Das UNHCR hat erst 6% des zugesagten Geldes erhalten

Selbst das redliche Bemühen um Lösungen wird Angela Merkel abgesprochen. Neben den Rechten hat sie jetzt auch die Linken am Hals. Mit der Türkei in ihrer momentanen Verfassung darf man keine Vereinbarungen schließen.

Was haben wir zu diesem Thema in den letzten Wochen nicht schon alles gelesen. Alle scheinen sich zwar einig darüber zu sein, dass die Flüchtlingszahlen dringend reduziert werden müssen, einen gangbaren Weg hat aber noch keiner beschrieben.

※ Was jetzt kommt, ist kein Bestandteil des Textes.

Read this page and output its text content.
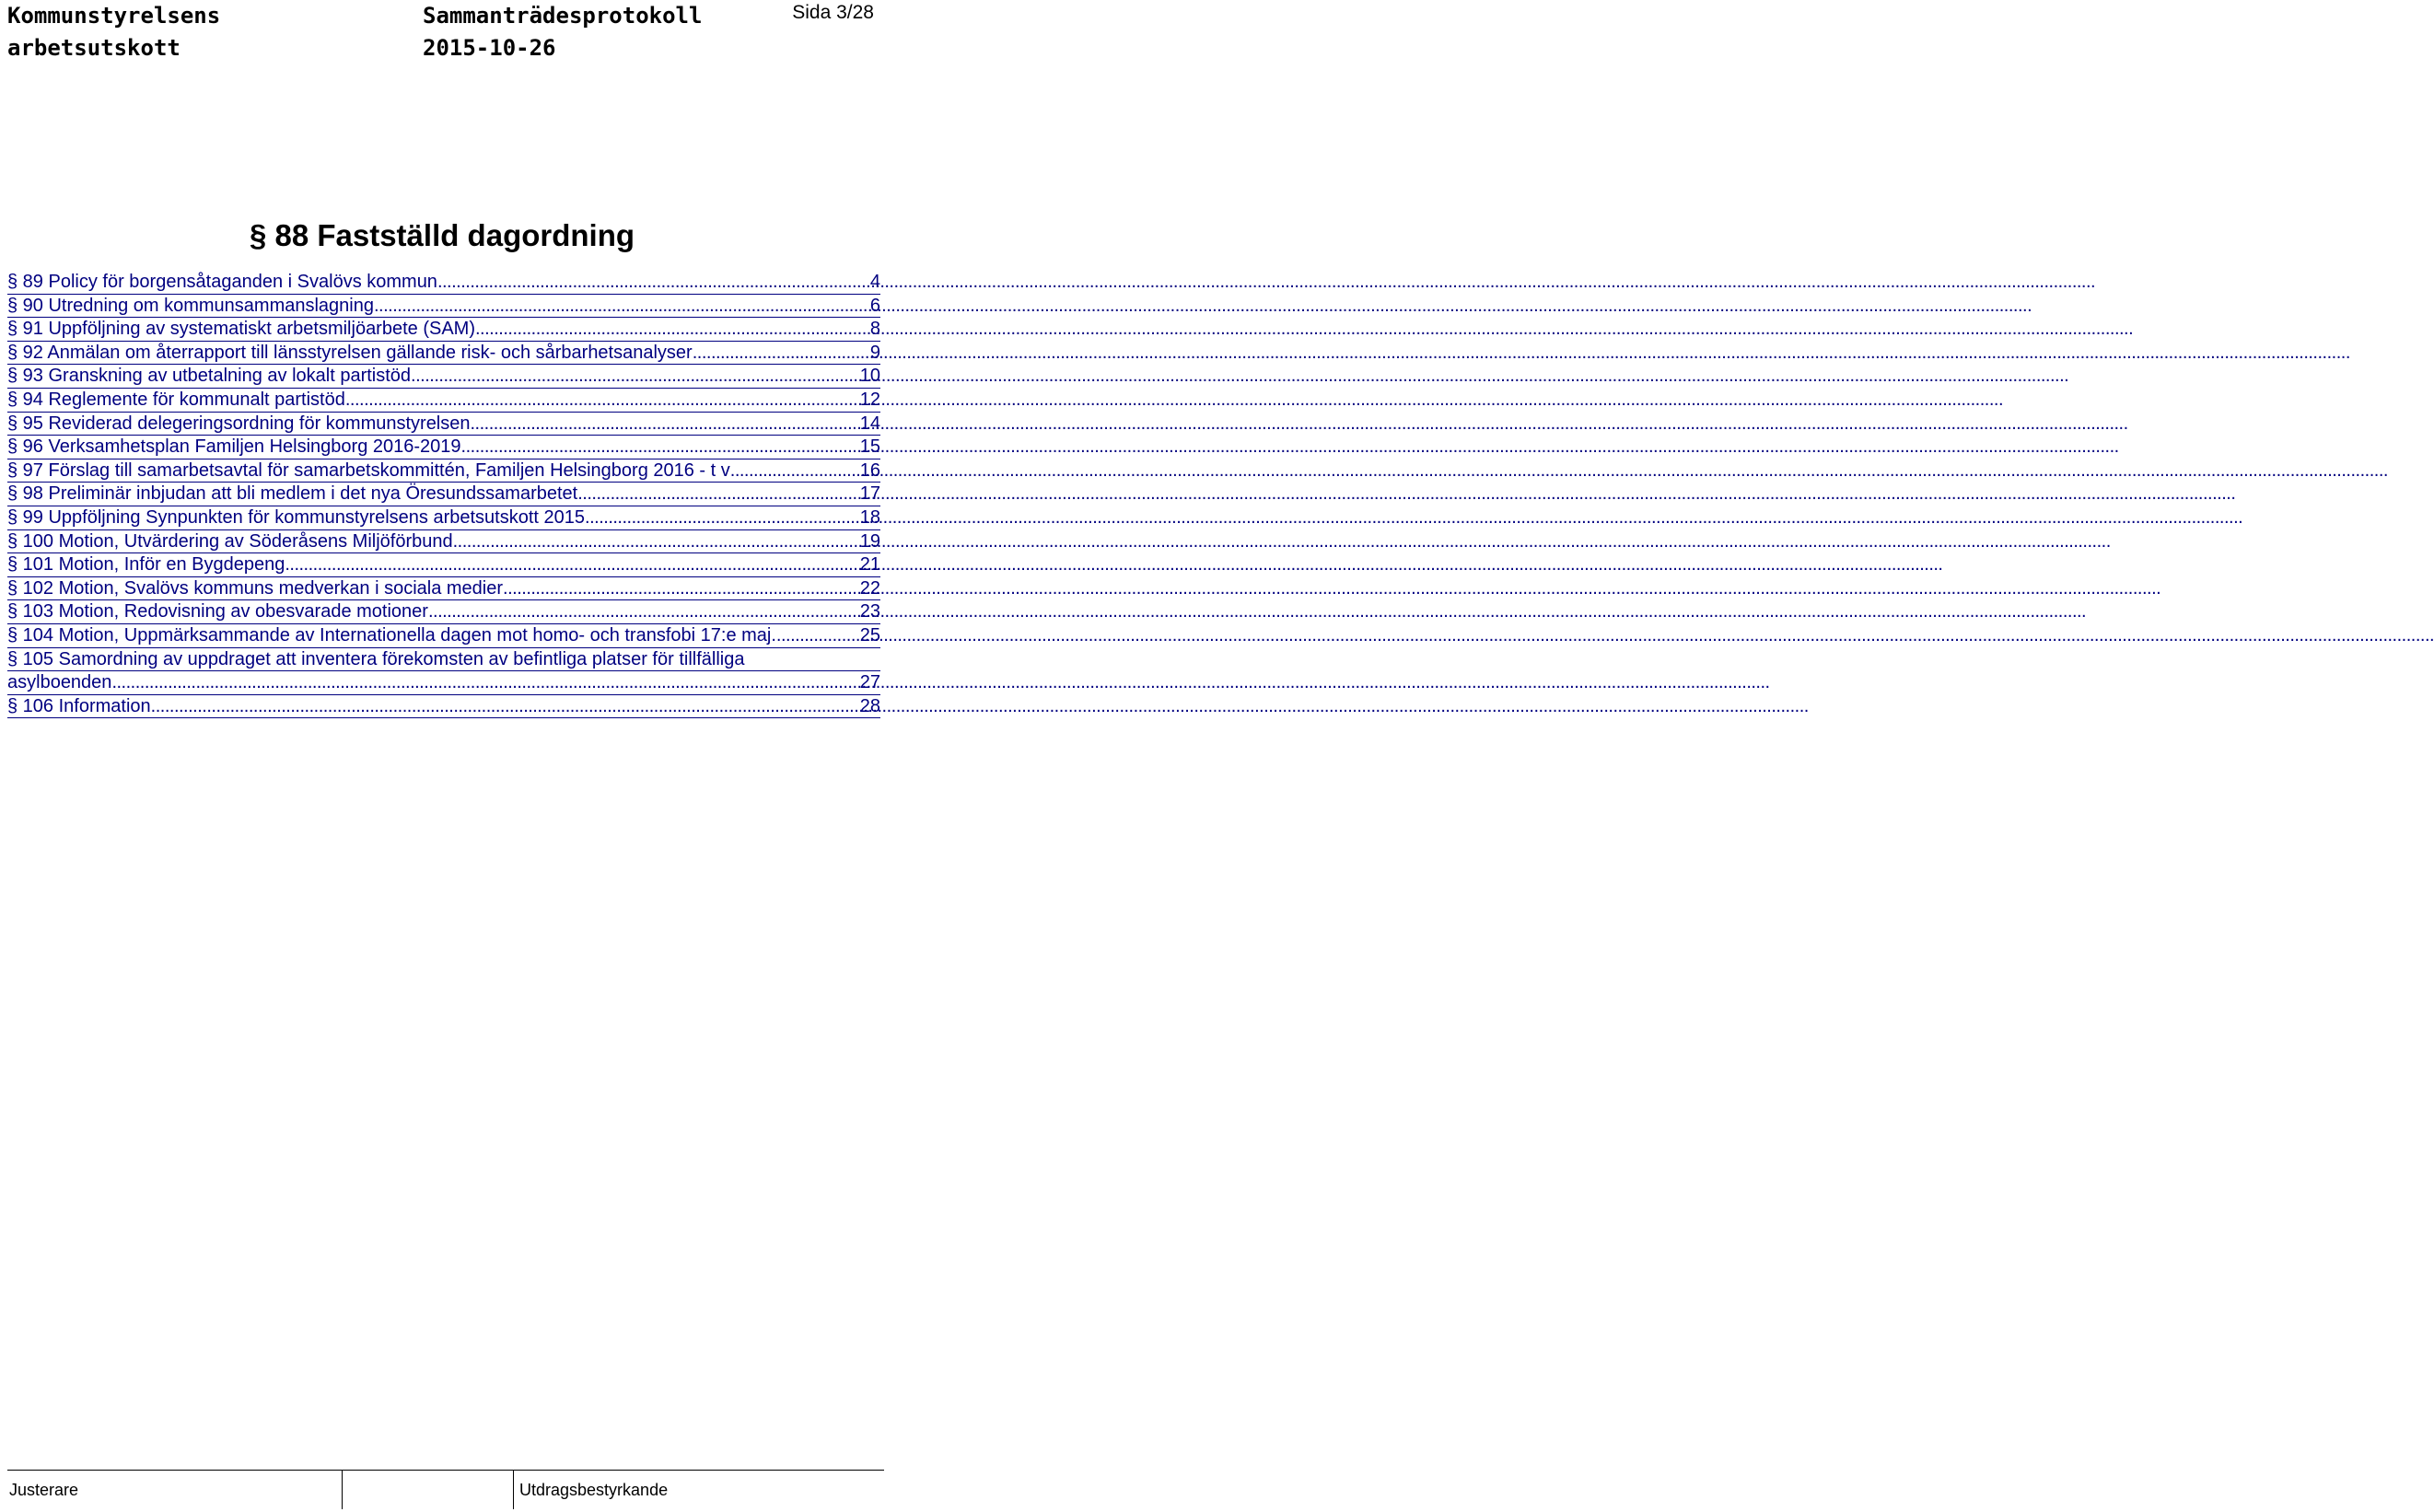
Kommunstyrelsens
arbetsutskott
Sammanträdesprotokoll
2015-10-26
Sida 3/28
§ 88 Fastställd dagordning
§ 89 Policy för borgensåtaganden i Svalövs kommun .....	4
§ 90 Utredning om kommunsammanslagning .....	6
§ 91 Uppföljning av systematiskt arbetsmiljöarbete (SAM) .....	8
§ 92 Anmälan om återrapport till länsstyrelsen gällande risk- och sårbarhetsanalyser .....	9
§ 93 Granskning av utbetalning av lokalt partistöd .....	10
§ 94 Reglemente för kommunalt partistöd .....	12
§ 95 Reviderad delegeringsordning för kommunstyrelsen .....	14
§ 96 Verksamhetsplan Familjen Helsingborg 2016-2019 .....	15
§ 97 Förslag till samarbetsavtal för samarbetskommittén, Familjen Helsingborg 2016 - t v .....	16
§ 98 Preliminär inbjudan att bli medlem i det nya Öresundssamarbetet .....	17
§ 99 Uppföljning Synpunkten för kommunstyrelsens arbetsutskott 2015 .....	18
§ 100 Motion, Utvärdering av Söderåsens Miljöförbund .....	19
§ 101 Motion, Inför en Bygdepeng .....	21
§ 102 Motion, Svalövs kommuns medverkan i sociala medier .....	22
§ 103 Motion, Redovisning av obesvarade motioner .....	23
§ 104 Motion, Uppmärksammande av Internationella dagen mot homo- och transfobi 17:e maj. .....	25
§ 105 Samordning av uppdraget att inventera förekomsten av befintliga platser för tillfälliga
asylboenden .....	27
§ 106 Information .....	28
Justerare	Utdragsbestyrkande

Die überzeugendste Argumentation gegen die Pläne, die meines Erachtens ohnehin beim nächsten EU-Gipfel scheitern werden, führt der Blogger Don Alphonso auf seinem FAZ-Blog «Deux ex Mashina». Einerseits gefällt es mir nicht, dass er der Kanzlerin quasi in den Rücken fällt, andererseits halte ich von diesen Plänen, von denen man munkelte, dass sie gemeinsam von türkischen, holländischen und deutschen Diplomaten entwickelt wurden, auch nichts.

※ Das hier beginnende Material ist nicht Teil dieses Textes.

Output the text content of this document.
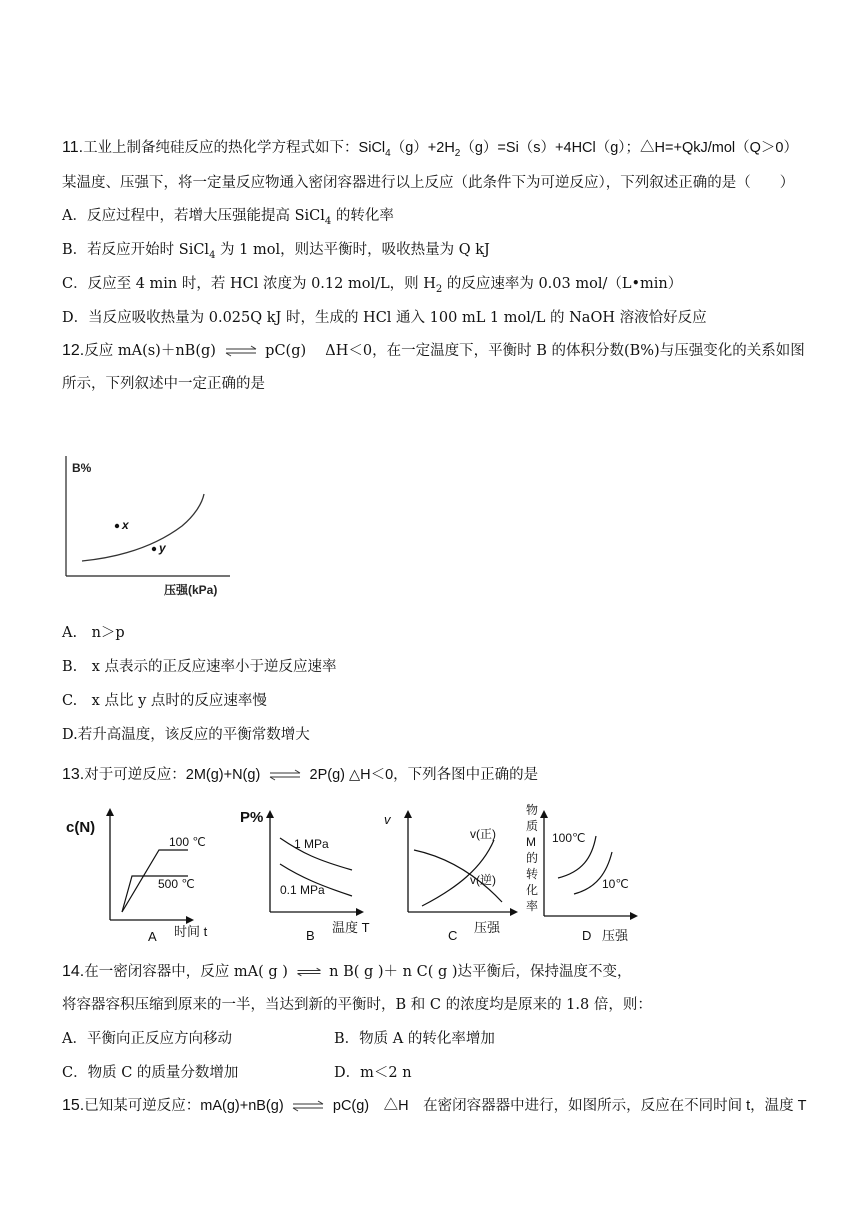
11.工业上制备纯硅反应的热化学方程式如下：$SiCl_4(g)+2H_2(g)=Si(s)+4HCl(g)$；△H=+QkJ/mol（Q＞0）
某温度、压强下，将一定量反应物通入密闭容器进行以上反应（此条件下为可逆反应），下列叙述正确的是（　　）
A．反应过程中，若增大压强能提高 SiCl$_4$ 的转化率
B．若反应开始时 SiCl$_4$ 为 1 mol，则达平衡时，吸收热量为 Q kJ
C．反应至 4 min 时，若 HCl 浓度为 0.12 mol/L，则 $H_2$ 的反应速率为 0.03 mol/（L•min）
D．当反应吸收热量为 0.025Q kJ 时，生成的 HCl 通入 100 mL 1 mol/L 的 NaOH 溶液恰好反应
12.反应 mA(s)＋nB(g) ⇌ pC(g)　 ΔH＜0，在一定温度下，平衡时 B 的体积分数(B%)与压强变化的关系如图
所示，下列叙述中一定正确的是
B%
x
y
压强(kPa)
A.　n＞p
B.　x 点表示的正反应速率小于逆反应速率
C.　x 点比 y 点时的反应速率慢
D.若升高温度，该反应的平衡常数增大
13.对于可逆反应：2M(g)+N(g) ⇌ 2P(g) △H＜0，下列各图中正确的是
c(N)
100 ℃
500 ℃
时间 t
A
P%
1 MPa
0.1 MPa
温度 T
B
v
v(正)
v(逆)
压强
C
物
质
M
的
转
化
率
100℃
10℃
压强
D
14.在一密闭容器中，反应 mA( g ) ⇌ n B( g )＋ n C( g )达平衡后，保持温度不变，
将容器容积压缩到原来的一半，当达到新的平衡时，B 和 C 的浓度均是原来的 1.8 倍，则：
A．平衡向正反应方向移动	B．物质 A 的转化率增加
C．物质 C 的质量分数增加	D．m＜2 n
15.已知某可逆反应：mA(g)+nB(g) ⇌ pC(g)　△H　在密闭容器器中进行，如图所示，反应在不同时间 t，温度 T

Nur, dass Don Alphonso die mangelnde Solidarität Deutschlands mit den südeuropäischen Nachbarn, namentlich Italien, anspricht, stört das Gesamtbild seiner Analyse. Wenn die Reaktionen anderer Länder allein damit begründbar wären, müssten wir Europa eigentlich endgültig abhaken. Oder?

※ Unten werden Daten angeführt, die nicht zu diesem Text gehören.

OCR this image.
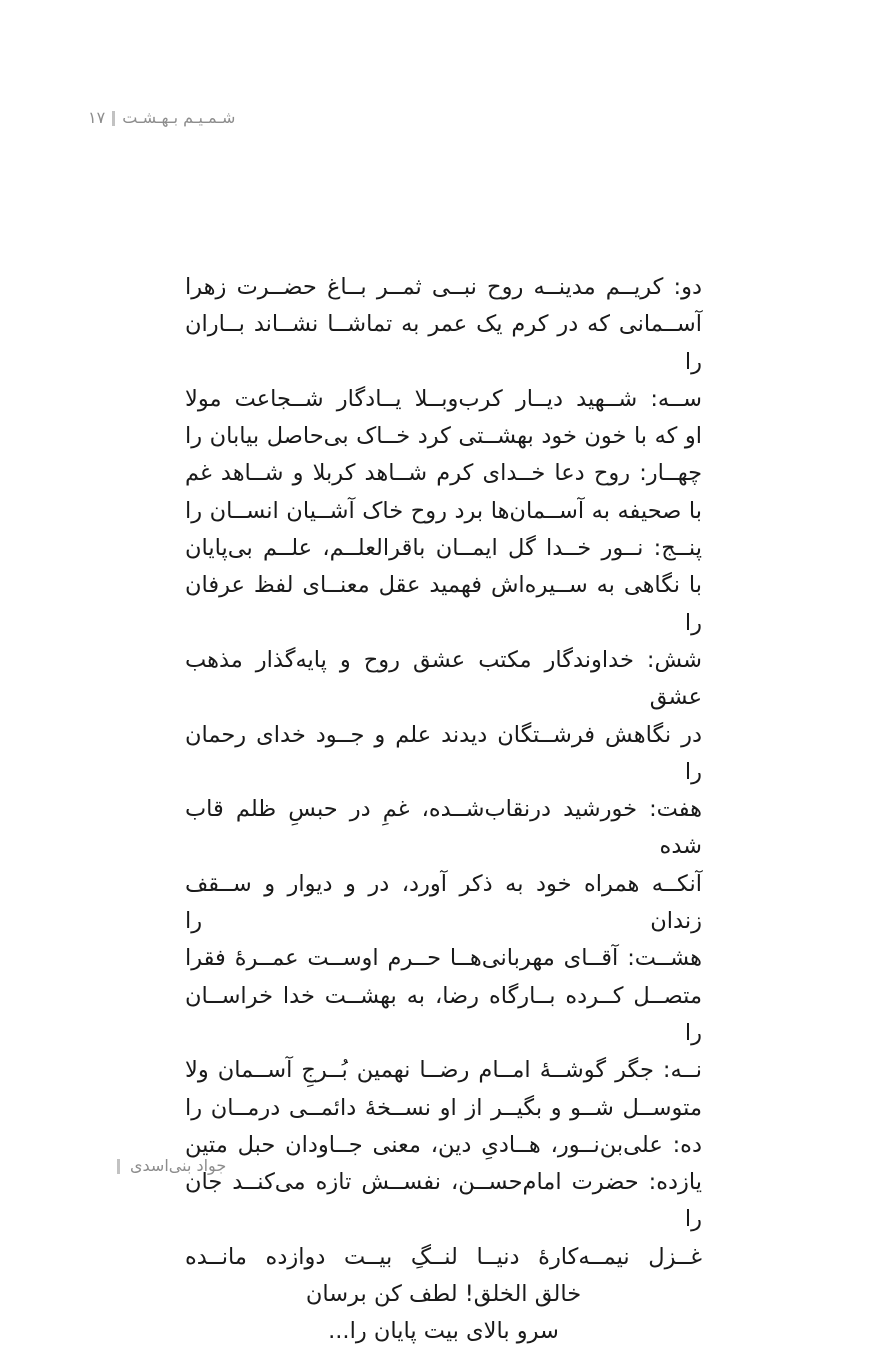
۱۷ شـمـیـم بـهـشـت
دو: کریــم مدینــه روح نبــی ثمــر بــاغ حضــرت زهرا
آســمانی که در کرم یک عمر به تماشــا نشــاند بــاران را
ســه: شــهید دیــار کرب‌وبــلا یــادگار شــجاعت مولا
او که با خون خود بهشــتی کرد خــاک بی‌حاصل بیابان را
چهــار: روح دعا خــدای کرم شــاهد کربلا و شــاهد غم
با صحیفه به آســمان‌ها برد روح خاک آشــیان انســان را
پنــج: نــور خــدا گل ایمــان باقرالعلــم، علــم بی‌پایان
با نگاهی به ســیره‌اش فهمید عقل معنــای لفظ عرفان را
شش: خداوندگار مکتب عشق روح و پایه‌گذار مذهب عشق
در نگاهش فرشــتگان دیدند علم و جــود خدای رحمان را
هفت: خورشید درنقاب‌شــده، غمِ در حبسِ ظلم قاب شده
آنکــه همراه خود به ذکر آورد، در و دیوار و ســقف زندان را
هشــت: آقــای مهربانی‌هــا حــرم اوســت عمــرۀ فقرا
متصــل کــرده بــارگاه رضا، به بهشــت خدا خراســان را
نــه: جگر گوشــۀ امــام رضــا نهمین بُــرجِ آســمان ولا
متوســل شــو و بگیــر از او نســخۀ دائمــی درمــان را
ده: علی‌بن‌نــور، هــادیِ دین، معنی جــاودان حبل متین
یازده: حضرت امام‌حســن، نفســش تازه می‌کنــد جان را
غــزل نیمــه‌کارۀ دنیــا لنــگِ بیــت دوازده مانــده
خالق الخلق! لطف کن برسان
سرو بالای بیت پایان را...
جواد بنی‌اسدی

Gestern hörte ich in den Nachrichten, dass der UNHCR bisher erst ca. 6 % der zugesagten Gelder für die Versorgung der Flüchtlinge in den großen Lagern der Türkei, Jordaniens und des Libanon erhalten hätte. Ich habe hier schon mehrfach kritisch angesprochen. Es ist völlig unverständlich, dass die Länder (auch Deutschland, das immerhin 250 Mio. Euro gezahlt hat) sich so ignorant verhalten. Die Medien bzw. die gesamte Öffentlichkeit müsste diesbezüglich viel mehr Druck machen. Aber es passiert wenig bis nichts.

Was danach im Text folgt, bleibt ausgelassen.